Over the last few days the Government has been attacked yet again over its Coronavirus testing regime. There have been repeated reports of doctors, nurses and others unable to access tests in parts of the UK.

Indeed,The Times found that 85 per cent of the population couldn’t get one at some point yesterday; BirminghamLive discovered  “hundreds” being sent to a mobile site for testing in Edgbaston, only to find an abandoned carpark, and The Sunday Times uncovered a backlog of 185,000 swabs – some of which had been sent to Germany and Italy for processing.

Given that Boris Johnson has previously called the country’s programme “world beating”, the Government is under huge pressure to explain what’s gone wrong.

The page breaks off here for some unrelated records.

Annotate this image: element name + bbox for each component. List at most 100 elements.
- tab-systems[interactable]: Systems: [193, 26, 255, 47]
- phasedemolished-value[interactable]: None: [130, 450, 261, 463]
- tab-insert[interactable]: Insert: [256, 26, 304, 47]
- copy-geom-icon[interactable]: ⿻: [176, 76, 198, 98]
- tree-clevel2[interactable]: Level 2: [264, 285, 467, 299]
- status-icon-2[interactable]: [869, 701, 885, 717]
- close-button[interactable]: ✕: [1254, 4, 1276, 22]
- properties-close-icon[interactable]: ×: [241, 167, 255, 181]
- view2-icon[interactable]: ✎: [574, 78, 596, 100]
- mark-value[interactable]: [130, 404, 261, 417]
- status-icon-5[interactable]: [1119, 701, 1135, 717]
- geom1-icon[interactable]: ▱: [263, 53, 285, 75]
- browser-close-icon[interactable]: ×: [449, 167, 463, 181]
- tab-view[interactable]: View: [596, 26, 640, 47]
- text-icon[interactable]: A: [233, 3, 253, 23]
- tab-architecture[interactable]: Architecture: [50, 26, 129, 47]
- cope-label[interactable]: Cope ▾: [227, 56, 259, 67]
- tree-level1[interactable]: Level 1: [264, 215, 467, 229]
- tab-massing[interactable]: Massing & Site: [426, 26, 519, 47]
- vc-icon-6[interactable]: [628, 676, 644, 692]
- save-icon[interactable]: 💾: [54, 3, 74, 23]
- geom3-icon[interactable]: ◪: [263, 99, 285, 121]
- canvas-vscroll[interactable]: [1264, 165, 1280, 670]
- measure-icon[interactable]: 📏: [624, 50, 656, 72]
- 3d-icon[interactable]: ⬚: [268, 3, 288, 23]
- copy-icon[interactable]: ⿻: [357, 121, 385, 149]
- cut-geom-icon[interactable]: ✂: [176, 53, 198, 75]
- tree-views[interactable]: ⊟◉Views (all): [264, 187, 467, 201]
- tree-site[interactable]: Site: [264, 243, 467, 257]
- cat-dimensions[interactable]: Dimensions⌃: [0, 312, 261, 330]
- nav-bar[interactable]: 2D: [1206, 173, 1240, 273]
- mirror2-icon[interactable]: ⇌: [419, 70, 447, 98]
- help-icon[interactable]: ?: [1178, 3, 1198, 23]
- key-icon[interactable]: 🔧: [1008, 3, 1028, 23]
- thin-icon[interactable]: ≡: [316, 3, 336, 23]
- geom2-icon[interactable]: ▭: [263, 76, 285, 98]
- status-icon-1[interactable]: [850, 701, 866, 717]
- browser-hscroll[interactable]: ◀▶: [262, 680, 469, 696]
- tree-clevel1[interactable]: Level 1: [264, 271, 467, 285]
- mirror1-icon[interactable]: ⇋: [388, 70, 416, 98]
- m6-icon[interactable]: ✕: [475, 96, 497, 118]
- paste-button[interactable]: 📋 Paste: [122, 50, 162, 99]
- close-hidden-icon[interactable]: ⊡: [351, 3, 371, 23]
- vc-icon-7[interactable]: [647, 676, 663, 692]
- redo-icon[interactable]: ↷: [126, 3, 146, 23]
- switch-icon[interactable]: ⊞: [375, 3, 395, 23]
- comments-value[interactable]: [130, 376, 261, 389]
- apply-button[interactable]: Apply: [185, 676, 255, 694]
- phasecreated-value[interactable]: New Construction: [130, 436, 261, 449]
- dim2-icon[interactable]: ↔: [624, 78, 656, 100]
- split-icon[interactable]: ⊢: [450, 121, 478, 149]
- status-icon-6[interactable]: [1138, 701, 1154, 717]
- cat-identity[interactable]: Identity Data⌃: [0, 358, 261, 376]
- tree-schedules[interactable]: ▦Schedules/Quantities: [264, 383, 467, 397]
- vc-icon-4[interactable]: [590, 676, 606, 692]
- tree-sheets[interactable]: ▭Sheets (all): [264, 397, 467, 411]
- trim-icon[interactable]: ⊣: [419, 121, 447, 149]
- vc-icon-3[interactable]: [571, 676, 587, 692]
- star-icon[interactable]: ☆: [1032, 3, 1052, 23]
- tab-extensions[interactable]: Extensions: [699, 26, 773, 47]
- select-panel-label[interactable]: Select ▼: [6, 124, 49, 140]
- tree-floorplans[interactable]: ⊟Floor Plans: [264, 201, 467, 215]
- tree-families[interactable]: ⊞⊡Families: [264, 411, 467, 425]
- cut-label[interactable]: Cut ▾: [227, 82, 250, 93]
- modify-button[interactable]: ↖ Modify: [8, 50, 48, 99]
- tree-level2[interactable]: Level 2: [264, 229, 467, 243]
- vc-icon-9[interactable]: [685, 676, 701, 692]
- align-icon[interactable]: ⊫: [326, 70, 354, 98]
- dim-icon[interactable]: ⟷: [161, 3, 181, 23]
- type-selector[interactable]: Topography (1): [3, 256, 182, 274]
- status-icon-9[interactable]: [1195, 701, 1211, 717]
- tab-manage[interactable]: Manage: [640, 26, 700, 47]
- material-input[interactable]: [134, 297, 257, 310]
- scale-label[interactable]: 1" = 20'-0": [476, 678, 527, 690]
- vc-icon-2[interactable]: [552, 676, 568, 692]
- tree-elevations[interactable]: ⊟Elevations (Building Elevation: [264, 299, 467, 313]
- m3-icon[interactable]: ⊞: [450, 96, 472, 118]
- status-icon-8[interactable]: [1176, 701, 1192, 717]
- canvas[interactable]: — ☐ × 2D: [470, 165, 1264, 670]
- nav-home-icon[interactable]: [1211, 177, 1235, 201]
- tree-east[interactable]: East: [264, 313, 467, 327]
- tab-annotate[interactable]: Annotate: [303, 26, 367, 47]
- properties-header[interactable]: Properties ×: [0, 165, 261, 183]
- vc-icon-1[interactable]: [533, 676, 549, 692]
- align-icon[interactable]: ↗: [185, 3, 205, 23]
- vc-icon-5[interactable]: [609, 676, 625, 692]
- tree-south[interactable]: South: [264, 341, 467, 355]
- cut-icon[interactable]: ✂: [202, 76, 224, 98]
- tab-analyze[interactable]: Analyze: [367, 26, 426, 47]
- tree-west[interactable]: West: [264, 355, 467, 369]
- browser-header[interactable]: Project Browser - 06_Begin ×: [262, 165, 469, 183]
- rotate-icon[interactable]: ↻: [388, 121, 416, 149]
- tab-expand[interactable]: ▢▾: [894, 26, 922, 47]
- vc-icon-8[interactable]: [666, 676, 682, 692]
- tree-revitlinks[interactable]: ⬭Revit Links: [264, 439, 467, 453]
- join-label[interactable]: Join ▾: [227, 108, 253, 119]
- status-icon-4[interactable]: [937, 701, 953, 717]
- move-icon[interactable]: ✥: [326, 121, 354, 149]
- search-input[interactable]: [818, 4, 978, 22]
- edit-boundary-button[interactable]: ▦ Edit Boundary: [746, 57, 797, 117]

The main problem seems to be that laboratory testing can’t keep up with current demand, thus testing centres have cut back on appointments to catch up. In the meantime, members of the public have been baffled by messages saying that the “service is currently very busy” when they try to use the online booking system.

From Labour’s perspective, the latest development is yet more evidence of testing being a “shambles”. Jonathan Ashworth, Shadow Health Secretary, has suggested that the system has struggled because of an over-reliance on post-graduate science students to analyse lab results – who were only there over the summer. He said that this showed a failure of the Government to expand NHS capacity.

John Bell, regius professor of medicine at the University of Oxford and a senior government adviser, was equally scathing. He said that tests had run out because ministers had not been prepared enough for a second wave of infections, and “underestimated” how quickly cases would rise.

Matt Hancock, on the other hand, has blamed some of the shortages on a “sharp rise in people coming forward for a test, including those who are not eligible”. A Government source says that some of the groups that have asked for one include people with no symptoms who want a test before going on holiday, as well as schools who have a student with symptoms wanting tests for everyone else.

The Government is doing all it can to fix the issue. First of all, Hancock promised to not “shirk from decisions about prioritisation”, with NHS patients and staff given tests first, followed by care homes. The Government has also pleaded with people who don’t have symptoms not to use up the current tests. This is important not only so that those who need them can get them, but also because it could distort epidemiological figures – if scientists cannot detect real Covid-19 cases.

On Sky News, too, Robert Buckland said that the Government was seeking to open 100 more test centres, and there is also said to be a “mega lab” on the way to enhance capacity.

Although the testing has had difficulties, should be pointed out that the UK is still performing more tests than most countries.

Our World in Data, a research team based at the University of Oxford, estimates that the UK carries out 2.8 tests per 1,000 people (a seven-day average until 10 September), putting it above France (2.1), and Spain and Germany (1.8 both).

Of course, over the next few weeks the Government will have even more challenges in regards to testing, with NHS Test and Trace’s (England) increasingly expected to deliver its contact tracing app, which is critical to avoiding nationwide lockdowns.

Much of the focus has been on technical faults in the system, but the Government will also have to tackle the issue of compliance rates. How easy will it be to get the British public to download the thing? And that’s before we get to the roll out of vaccines, and what compliance looks like for them.

All in all, this latest testing setback is a sign of several other big ones down the road.